De coronapandemie heeft laten zien dat een zoönose wereldwijd tot ontwrichtende situaties kan leiden en is de aanleiding geweest om het al bestaande zoönosenbeleid verder te versterken. Het doel hiervan is om risico’s op het ontstaan en de verspreiding van zoönosen in de toekomst te verkleinen en voorbereid te zijn op een eventuele uitbraak. Dit wordt gedaan met het Nationaal actieplan versterken zoönosenbeleid (hierna: het actieplan). Het actieplan strekt zich uit over de volle breedte van One Health (leefomgeving, veterinair en humaan), nationaal en internationaal, en richt zich op preventie, detectie en respons. Voorafgaand aan het actieplan werd hierover advies gevraagd aan een expertgroep1.

Met deze brief informeren wij uw Kamer over de voortgang van het actieplan, dat u op 6 juli 2022 is toegezonden2. In deze brief wordt op hoofdlijnen de voortgang op de acties uit het actieplan gerapporteerd, geïllustreerd met een aantal voorbeelden. In de Kamerrapportage in de bijlage wordt een overzicht gegeven van de voortgang en resultaten, die tot en met juli 2023 zijn bereikt op de 54 acties en wordt tevens voor een aantal acties toegelicht wat er de komende jaren nog in gang wordt gezet. De voortgang van de acties loopt op schema, er zijn mooie resultaten geboekt en hiermee is en wordt het zoönosenbeleid verder versterkt.

Het actieplan is opgebouwd uit drie pijlers voor de aanpak van zoönosen: preventie, detectie en respons. Daarnaast richt het actieplan zich op twee doorsnijdende thema’s: de internationale inzet en onderzoek. Hieronder wordt de voortgang op deze verschillende onderdelen toegelicht.

Preventie

Het zwaartepunt van het actieplan ligt op het voorkómen van de overdracht van zoönotische ziekteverwekkers van dier naar mens. We richten ons daarbij op verschillende transmissieroutes: bijvoorbeeld door direct contact met dieren of dierlijk materiaal, via de leefomgeving zoals bodem, water en lucht of via vectoren, zoals teken of muggen. De bijbehorende acties gaan uit van preventie bij de bron.
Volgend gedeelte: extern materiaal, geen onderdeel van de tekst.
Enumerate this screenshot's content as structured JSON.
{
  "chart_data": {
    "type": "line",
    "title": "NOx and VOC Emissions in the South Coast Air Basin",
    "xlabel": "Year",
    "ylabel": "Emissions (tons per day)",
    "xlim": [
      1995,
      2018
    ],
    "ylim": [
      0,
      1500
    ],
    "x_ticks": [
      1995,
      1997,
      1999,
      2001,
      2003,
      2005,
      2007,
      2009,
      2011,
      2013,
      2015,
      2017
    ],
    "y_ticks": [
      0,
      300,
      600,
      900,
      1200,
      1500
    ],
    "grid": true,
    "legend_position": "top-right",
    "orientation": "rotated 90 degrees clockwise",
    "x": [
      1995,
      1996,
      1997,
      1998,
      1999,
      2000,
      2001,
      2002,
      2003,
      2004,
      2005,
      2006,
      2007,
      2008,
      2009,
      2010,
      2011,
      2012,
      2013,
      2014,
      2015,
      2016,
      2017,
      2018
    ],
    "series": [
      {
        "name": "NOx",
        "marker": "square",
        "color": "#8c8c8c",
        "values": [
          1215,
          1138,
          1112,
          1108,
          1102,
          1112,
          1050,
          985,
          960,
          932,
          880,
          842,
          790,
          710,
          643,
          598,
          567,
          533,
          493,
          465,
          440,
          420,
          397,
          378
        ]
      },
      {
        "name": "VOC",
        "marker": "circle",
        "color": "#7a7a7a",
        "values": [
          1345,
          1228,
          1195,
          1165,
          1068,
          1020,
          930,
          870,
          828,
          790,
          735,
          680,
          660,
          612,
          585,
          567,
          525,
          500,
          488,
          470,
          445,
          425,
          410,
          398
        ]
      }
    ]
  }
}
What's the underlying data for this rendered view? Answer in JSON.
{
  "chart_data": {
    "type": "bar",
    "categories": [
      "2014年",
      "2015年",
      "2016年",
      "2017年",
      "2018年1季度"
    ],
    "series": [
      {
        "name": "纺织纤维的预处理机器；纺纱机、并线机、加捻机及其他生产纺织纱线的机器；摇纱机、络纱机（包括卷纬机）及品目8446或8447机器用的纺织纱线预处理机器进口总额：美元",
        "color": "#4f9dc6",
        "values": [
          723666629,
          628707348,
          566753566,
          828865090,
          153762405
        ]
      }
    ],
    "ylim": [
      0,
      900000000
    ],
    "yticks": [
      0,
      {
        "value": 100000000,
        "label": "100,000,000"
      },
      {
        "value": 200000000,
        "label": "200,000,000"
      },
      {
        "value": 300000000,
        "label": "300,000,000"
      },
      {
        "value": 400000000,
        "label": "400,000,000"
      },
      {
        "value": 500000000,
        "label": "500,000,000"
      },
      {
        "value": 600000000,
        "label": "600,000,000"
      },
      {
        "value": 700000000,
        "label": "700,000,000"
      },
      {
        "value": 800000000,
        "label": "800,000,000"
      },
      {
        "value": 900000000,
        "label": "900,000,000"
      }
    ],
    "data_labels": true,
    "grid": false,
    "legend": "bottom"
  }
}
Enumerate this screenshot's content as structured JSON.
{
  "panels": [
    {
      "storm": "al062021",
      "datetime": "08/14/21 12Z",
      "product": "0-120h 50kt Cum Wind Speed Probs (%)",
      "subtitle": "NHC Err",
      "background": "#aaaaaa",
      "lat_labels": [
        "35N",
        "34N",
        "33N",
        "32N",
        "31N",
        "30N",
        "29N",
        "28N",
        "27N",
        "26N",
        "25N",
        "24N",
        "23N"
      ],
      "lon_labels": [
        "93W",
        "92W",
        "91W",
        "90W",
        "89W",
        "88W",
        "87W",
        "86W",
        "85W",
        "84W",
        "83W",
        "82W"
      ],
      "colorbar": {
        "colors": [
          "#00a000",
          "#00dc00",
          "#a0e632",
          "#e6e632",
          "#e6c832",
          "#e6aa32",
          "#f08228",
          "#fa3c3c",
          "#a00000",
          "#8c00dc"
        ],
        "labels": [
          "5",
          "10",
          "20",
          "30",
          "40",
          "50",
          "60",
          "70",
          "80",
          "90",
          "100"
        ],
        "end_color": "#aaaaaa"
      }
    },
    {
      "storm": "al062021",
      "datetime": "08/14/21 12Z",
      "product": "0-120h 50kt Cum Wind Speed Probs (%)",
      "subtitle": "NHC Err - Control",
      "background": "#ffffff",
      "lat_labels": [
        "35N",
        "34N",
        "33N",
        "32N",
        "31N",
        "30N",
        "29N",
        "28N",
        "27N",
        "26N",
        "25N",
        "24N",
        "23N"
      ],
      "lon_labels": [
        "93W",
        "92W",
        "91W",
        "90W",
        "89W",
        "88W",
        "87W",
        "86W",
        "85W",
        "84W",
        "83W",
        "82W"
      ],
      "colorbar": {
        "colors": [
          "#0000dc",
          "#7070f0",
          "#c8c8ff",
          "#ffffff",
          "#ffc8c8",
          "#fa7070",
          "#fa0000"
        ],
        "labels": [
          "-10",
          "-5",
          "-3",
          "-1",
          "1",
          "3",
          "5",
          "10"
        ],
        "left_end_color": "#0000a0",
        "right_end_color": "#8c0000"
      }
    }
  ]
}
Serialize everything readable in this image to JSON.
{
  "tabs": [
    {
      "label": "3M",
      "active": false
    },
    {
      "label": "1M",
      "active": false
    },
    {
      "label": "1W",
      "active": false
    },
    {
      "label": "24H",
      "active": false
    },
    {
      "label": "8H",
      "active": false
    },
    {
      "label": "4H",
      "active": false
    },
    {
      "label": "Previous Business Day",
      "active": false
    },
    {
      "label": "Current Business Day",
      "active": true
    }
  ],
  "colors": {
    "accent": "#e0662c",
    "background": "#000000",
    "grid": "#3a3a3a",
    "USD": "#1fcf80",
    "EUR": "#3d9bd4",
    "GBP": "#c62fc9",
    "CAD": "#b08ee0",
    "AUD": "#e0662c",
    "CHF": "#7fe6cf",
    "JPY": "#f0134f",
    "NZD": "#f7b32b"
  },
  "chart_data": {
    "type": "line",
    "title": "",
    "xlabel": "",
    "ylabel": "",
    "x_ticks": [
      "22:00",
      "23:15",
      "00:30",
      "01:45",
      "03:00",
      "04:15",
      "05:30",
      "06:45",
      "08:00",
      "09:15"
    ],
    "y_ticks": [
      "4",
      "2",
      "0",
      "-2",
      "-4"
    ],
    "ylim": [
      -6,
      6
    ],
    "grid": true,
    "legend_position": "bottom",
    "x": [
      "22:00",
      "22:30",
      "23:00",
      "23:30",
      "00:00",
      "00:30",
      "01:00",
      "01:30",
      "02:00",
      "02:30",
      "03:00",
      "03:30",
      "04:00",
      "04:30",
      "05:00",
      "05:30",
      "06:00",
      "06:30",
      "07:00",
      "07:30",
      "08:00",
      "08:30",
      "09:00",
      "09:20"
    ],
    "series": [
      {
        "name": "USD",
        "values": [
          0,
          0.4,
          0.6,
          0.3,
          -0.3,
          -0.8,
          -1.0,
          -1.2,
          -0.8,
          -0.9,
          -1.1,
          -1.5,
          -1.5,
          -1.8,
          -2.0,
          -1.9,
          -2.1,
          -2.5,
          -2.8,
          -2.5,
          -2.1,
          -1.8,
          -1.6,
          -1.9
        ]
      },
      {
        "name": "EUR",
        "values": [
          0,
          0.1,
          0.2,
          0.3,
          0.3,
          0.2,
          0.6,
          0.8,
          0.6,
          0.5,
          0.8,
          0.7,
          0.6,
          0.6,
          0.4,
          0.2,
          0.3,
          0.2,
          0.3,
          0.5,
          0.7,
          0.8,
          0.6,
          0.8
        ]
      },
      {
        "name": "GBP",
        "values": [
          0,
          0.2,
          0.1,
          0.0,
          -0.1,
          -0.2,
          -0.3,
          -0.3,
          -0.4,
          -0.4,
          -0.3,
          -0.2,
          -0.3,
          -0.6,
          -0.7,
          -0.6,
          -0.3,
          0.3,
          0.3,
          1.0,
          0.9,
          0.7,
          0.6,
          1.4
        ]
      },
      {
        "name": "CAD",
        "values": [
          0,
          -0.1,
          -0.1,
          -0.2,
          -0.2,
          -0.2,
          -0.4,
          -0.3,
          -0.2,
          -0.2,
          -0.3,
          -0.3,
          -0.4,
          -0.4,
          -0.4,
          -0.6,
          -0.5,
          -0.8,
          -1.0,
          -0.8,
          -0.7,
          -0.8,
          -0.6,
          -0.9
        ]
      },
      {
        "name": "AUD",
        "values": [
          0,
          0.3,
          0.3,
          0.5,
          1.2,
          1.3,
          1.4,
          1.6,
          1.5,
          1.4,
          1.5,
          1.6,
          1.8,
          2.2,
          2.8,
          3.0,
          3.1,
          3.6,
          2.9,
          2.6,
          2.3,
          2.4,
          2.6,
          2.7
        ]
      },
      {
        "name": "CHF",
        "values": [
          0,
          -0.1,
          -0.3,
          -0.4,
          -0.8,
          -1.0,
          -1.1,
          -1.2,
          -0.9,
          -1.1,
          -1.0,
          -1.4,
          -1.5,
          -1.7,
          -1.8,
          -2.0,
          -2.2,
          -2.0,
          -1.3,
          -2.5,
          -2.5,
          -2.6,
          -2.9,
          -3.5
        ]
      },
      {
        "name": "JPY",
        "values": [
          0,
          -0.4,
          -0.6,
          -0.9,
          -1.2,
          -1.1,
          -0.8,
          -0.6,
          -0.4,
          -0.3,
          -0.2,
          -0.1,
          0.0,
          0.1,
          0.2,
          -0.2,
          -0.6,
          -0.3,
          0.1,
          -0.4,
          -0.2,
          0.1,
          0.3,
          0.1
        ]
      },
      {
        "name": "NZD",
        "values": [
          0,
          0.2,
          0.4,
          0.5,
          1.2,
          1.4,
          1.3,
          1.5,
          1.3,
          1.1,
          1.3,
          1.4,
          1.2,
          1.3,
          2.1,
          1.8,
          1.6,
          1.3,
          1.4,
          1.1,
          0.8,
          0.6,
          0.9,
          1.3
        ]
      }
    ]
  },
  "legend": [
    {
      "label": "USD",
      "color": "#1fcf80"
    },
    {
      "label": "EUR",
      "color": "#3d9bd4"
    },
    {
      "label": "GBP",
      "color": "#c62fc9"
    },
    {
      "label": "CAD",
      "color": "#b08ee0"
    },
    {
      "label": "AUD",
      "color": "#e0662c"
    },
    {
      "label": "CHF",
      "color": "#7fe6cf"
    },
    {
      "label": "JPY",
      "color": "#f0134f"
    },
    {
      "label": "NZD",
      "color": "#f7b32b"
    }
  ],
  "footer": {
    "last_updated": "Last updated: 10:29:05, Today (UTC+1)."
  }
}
Een voorbeeld op het gebied van preventie is het versterken van de zoönosengeletterdheid onder burgers en professionals. Het vergroten van kennis en het bewustzijn over de risico’s van zoönosen en het mogelijke handelingsperspectief om besmetting te voorkomen, kunnen ertoe bijdragen dat mensen minder besmet raken met zoönotische ziekteverwekkers. Hiervoor heeft het Rijksinstituut voor Volksgezondheid en Milieu (RIVM) een marktonderzoek onder burgers laten uitvoeren naar het kennisniveau en de perceptie van doelgroepen over verschillende transmissieroutes (actie 19). De uitkomsten van dit onderzoek worden momenteel door het RIVM verwerkt in een wetenschappelijke publicatie en zullen worden gebruikt voor het maken van een communicatieplan voor het verhogen van de zoönosengeletterdheid van burgers. Hiertoe behoort ook het toegankelijker en beter vindbaar maken van informatie over zoönosen. Voor professionals lag de focus het afgelopen jaar op medewerkers in wildopvangcentra (vanwege hun verhoogde risico om in contact te komen met zieke wilde dieren), dierenartsen en zorgmedewerkers, waaronder huisartsen. Het Dutch Wildlife Health Centre (DWHC) werkt aan een cursus voor medewerkers van wildopvangcentra. Met o.a. Nederlands Huisartsen Genootschap (NHG), RIVM en Gemeentelijke Gezondheidsdiensten (GGD’en) lopen gesprekken over mogelijkheden, waar zorgmedewerkers aanvullend op zoönosen geattendeerd kunnen worden (actie 21).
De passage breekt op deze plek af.